The local Chancellor of the Exchequer said French debt managers, Global Sovereign Advisory (GSA), have indicated that they should be able to come up with a debt management plan in the next one to two weeks.
“In the next one or two weeks, when the two documents are ready, then we will reengage the IMF for a staff-level agreement which must be taken to their board on July 18, when our fate can be decided by the board.
“But we are hoping that a staff-level agreement can be reached soon enough once the misreporting audit and the debt plan are put on the table in the next one to two weeks,” Gwengwe said.
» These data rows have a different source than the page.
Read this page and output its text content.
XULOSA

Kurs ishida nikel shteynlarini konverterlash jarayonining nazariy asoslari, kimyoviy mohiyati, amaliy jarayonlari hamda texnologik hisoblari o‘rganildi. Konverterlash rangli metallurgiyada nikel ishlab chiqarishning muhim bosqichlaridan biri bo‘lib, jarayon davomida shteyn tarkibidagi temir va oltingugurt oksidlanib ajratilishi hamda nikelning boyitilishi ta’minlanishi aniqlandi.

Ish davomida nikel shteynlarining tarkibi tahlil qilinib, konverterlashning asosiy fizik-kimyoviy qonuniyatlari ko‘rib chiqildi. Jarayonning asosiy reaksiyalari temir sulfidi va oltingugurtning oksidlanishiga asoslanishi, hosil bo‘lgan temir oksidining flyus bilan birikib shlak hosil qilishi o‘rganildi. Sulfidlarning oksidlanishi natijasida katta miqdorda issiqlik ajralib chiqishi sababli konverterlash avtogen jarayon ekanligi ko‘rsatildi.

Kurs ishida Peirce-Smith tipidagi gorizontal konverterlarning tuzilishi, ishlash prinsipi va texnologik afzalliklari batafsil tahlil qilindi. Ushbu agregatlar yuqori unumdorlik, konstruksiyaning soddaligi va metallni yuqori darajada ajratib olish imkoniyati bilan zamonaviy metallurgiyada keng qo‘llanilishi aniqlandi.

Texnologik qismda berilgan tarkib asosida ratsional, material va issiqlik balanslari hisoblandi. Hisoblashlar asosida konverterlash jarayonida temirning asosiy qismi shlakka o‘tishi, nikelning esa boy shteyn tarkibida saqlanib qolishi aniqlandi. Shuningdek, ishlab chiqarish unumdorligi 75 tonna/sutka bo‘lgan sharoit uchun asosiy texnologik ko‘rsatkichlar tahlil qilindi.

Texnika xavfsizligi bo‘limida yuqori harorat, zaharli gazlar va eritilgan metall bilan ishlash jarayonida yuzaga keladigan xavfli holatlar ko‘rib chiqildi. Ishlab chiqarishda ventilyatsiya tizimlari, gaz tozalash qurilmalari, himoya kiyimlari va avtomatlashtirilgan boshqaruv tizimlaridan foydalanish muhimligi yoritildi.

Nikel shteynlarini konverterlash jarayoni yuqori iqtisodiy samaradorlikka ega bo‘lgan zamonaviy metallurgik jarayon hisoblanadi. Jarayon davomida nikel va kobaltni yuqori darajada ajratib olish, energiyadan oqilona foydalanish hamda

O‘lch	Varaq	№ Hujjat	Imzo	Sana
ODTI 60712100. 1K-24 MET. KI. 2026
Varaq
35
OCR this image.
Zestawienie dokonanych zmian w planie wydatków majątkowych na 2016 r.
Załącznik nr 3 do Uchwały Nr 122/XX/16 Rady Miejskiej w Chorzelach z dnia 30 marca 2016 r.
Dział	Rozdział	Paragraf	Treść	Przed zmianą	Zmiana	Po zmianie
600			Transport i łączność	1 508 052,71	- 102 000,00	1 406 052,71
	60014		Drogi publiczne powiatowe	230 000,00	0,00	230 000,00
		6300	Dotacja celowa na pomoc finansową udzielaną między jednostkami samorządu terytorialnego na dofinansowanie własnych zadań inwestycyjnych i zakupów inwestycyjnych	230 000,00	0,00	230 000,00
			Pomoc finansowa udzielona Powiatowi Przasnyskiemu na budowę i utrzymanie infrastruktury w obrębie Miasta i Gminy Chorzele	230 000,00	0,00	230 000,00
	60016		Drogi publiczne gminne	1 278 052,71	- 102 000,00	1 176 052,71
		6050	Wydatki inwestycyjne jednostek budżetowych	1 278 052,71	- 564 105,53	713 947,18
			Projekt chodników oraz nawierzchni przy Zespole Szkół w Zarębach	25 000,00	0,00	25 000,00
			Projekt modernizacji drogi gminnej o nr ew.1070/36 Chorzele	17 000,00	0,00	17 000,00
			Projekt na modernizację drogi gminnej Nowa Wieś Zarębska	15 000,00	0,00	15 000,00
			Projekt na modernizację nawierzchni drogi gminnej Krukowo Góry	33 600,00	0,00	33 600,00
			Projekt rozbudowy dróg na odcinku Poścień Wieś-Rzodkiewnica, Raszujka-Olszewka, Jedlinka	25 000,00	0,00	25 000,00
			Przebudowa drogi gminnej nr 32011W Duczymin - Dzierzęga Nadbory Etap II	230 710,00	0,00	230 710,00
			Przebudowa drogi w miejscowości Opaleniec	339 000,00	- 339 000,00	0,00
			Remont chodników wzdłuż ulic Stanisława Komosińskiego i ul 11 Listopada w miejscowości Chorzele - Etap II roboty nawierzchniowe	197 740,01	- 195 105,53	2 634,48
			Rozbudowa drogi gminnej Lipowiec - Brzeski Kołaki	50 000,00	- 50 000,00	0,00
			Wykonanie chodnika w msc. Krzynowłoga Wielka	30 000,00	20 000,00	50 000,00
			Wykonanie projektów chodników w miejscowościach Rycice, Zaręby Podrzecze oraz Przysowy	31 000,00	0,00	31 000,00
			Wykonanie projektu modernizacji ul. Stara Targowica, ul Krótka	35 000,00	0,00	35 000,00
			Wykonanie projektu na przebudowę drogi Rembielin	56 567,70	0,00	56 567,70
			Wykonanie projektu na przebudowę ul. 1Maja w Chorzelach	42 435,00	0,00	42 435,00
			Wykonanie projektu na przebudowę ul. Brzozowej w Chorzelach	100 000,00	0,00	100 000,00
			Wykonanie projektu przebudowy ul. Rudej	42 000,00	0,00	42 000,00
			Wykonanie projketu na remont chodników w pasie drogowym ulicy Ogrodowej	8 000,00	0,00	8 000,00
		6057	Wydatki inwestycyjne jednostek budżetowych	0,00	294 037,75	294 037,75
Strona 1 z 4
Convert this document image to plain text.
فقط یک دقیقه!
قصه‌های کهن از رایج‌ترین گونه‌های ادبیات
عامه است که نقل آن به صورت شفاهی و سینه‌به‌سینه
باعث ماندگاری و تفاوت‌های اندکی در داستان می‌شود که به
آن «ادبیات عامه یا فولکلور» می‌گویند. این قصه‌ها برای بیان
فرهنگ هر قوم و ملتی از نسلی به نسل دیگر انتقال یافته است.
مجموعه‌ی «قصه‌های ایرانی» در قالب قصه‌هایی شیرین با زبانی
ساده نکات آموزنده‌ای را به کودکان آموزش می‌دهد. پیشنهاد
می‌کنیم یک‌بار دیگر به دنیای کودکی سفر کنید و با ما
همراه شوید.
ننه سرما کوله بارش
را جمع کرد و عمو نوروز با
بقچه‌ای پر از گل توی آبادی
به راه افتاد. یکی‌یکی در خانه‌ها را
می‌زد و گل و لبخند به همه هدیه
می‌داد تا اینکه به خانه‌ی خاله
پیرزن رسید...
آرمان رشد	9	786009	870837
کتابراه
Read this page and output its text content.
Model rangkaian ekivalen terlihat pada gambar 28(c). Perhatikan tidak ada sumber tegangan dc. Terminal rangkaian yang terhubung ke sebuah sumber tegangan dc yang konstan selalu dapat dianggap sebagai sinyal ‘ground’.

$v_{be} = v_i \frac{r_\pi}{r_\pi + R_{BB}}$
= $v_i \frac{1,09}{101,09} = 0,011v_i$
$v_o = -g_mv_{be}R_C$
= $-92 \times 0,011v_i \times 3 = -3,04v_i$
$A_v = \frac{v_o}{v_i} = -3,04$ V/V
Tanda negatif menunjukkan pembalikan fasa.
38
Asked why the issue of forex misreporting is still haunting Malawi despite the authorities coming out in the open to admit that Malawi erred, Gwengwe said the IMF would like to have an audit report which details the gravity of the problem.
He expressed optimism that the country would crack the nod of the IMF.
RBM Governor Wilson Banda was equally confident.
“We try to be very conservative in our pronouncements for obvious reasons because you cannot be someone taking the examinations and marking your papers at the same time.
“But if you ask me how I have rated the negotiations, I would say there is a huge, huge chance that, very soon, we will get on the programme because the moment you have agreed on the macroeconomic framework structure benchmarks and targets, essentially that’s the programme.
“These other two issues are not the programme. They are housekeeping issues. But the programme is you reaching an agreement on the macroeconomic framework,” he said.
In a statement yesterday, IMF Mission Chief for Malawi Mika Saito said while IMF support and its catalytic role in mobilising donor support are critical at this juncture, being able to restore debt sustainability and resolving the misreporting case are pre-requisites for such support.
Saito said, while the authorities are addressing these issues, the IMF team conducted a mission to agree on a macroeconomic framework, policies and reforms.
According to Saito, the IMF Mission welcomes the authorities’ recent steps to normalise the forex market in line with the recommendations of Article IV Consultation concluded by the IMF Executive Board in December 2021 to help improve foreign exchange availability.
“The special audit of the official foreign exchange reserves of the Reserve Bank of Malawi is now in the final stages. This report will form the basis for consideration of the pending misreporting of RBM Foreign Exchange Reserves by the Executive Board of the IMF.
“The authorities have engaged a debt adviser to support their efforts in addressing Malawi’s unsustainable public debt. As this work progresses, the discussions with the authorities will resume towards a staff-level agreement,” Saito said.
Malawi’s last programme with the IMF was cancelled in mid- 2020 soon after the Tonse Administration came to power in June 2020.